Yes, I need to save more often, but I foget when I get into the flow. What am I supposed to do - set an alarm?!?


By @Anavelca

 

Some have gone to that extent, having Adobe Bridge running in the background, with a script notice popping up every X minutes reminding them to save:

 

https://community.adobe.com/t5/photoshop-ecosystem-discussions/reminder-to-save/m-p/10466042#M245264

 

https://community.adobe.com/t5/photoshop-ecosystem-discussions/automate-save-as-or-export-with-sequential-file-names/m-p/9003836#M88140

Participating Frequently
January 9, 2025

Yes, I know there might be various workarounds, crutches etc. to make something work, but imo, that is not how reputable software that costs good amount of money, paid to them every month, should operate. 

D Fosse
Community Expert
Community Expert
June 11, 2023

First of all: there is no point in looking for the files.
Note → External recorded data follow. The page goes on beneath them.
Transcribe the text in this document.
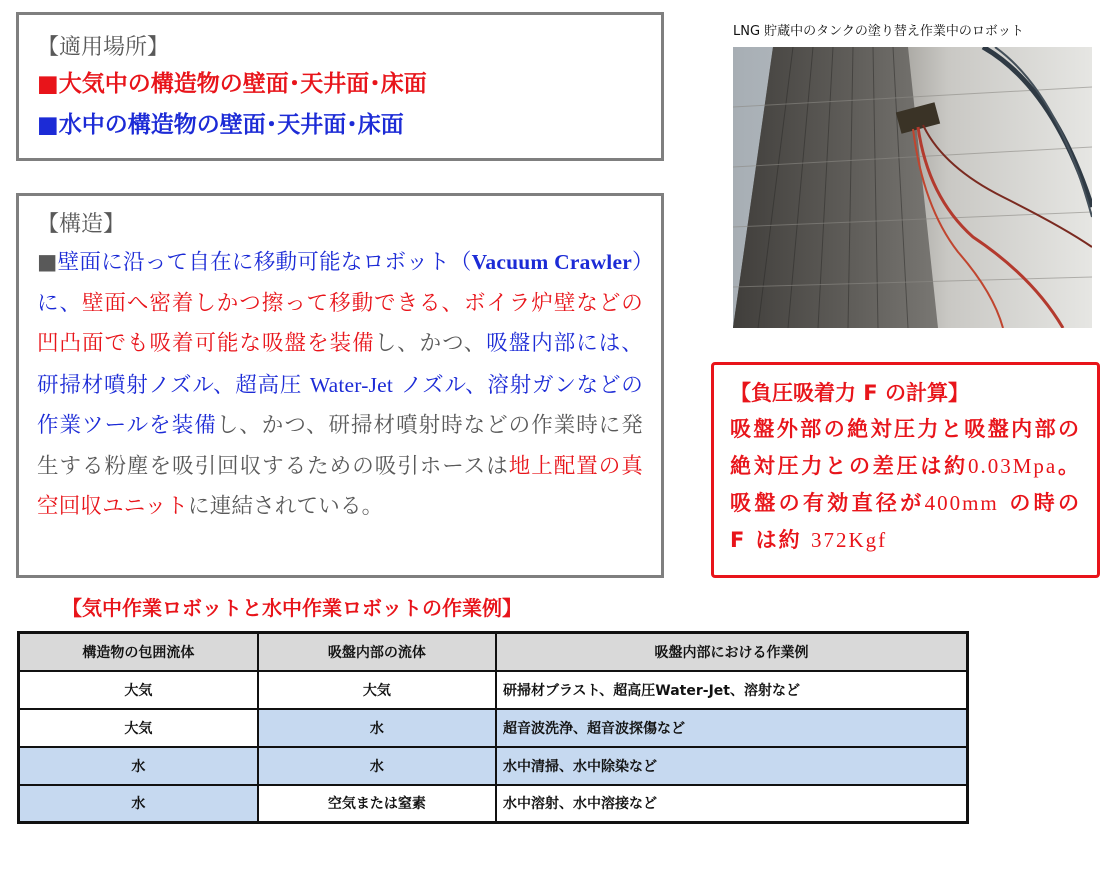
【適用場所】
■大気中の構造物の壁面･天井面･床面
■水中の構造物の壁面･天井面･床面
【構造】
■壁面に沿って自在に移動可能なロボット（Vacuum Crawler）に、壁面へ密着しかつ擦って移動できる、ボイラ炉壁などの凹凸面でも吸着可能な吸盤を装備し、かつ、吸盤内部には、研掃材噴射ノズル、超高圧 Water-Jet ノズル、溶射ガンなどの作業ツールを装備し、かつ、研掃材噴射時などの作業時に発生する粉塵を吸引回収するための吸引ホースは地上配置の真空回収ユニットに連結されている。
LNG 貯蔵中のタンクの塗り替え作業中のロボット
【負圧吸着力 F の計算】
吸盤外部の絶対圧力と吸盤内部の絶対圧力との差圧は約0.03Mpa。吸盤の有効直径が400mm の時の F は約 372Kgf
【気中作業ロボットと水中作業ロボットの作業例】
構造物の包囲流体	吸盤内部の流体	吸盤内部における作業例
大気	大気	研掃材ブラスト、超高圧Water-Jet、溶射など
大気	水	超音波洗浄、超音波探傷など
水	水	水中清掃、水中除染など
水	空気または窒素	水中溶射、水中溶接など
You're not supposed to do that.

 

  • If Photoshop crashes, the recovery file will come up automatically on next launch.
  • If Photoshop closes normally, the contents of the recovery folder is deleted. You don't want to be flooded with recovered files every time you open the application, if everything works normally.

 

In other words - either it comes up on its own, or there's nothing there.

 

To initiate the autorecovery process, the file has to be saved to disk at least once. This is to prevent the process from running for every random file you open and then dismiss again without intending to keep it. Saving it tells Photoshop that this is one you want to keep.

 

 

Participant
June 11, 2023

Then I don't understand why it didn't recover my file after the crash. And the file in question had been saved many times before the crash. 

Participant
January 10, 2024

@PolarBearon 

 

Years ago I got into two habits:

  • Save manually every time I do something right (fairly often)
  • Do an incremental save once or twice a day:
    Save, followed by Save As and add a number or the date to the filename. I move the older versions into an "archive" folder and eventually delete the older ones.

 

The newer .psdc format automatically saves versions and does what you are asking for. It requires that you save in the Cloud, which I prefer not to do.

 

Jane

 


Answers like this don't really help. I frequently save, but if photoshop for some reason decides to crash and corrupt my file in the process, and then doesn't do autosave (like it's supposed to do, and as every other creative app does, without having to check any boxes or folders,  and would be expected of the biggest creative company in the world) the fault is in the software and not the user. 

 

The fact that you got used to coping with the outdated software is not an excuse for Adobe. Please, stop replying with comments like yours when people are frustrated, and with good reason. Try a little empathy.

 

Have a nice day!

kglad
Community Expert
Community Expert
June 11, 2023

in the future, to find the best place to post your message, use the list here, https://community.adobe.com/

 

p.s. i don't think the adobe website, and forums in particular, are easy to navigate, so don't spend a lot of time searching that forum list. do your best and we'll move the post if it helps you get responses.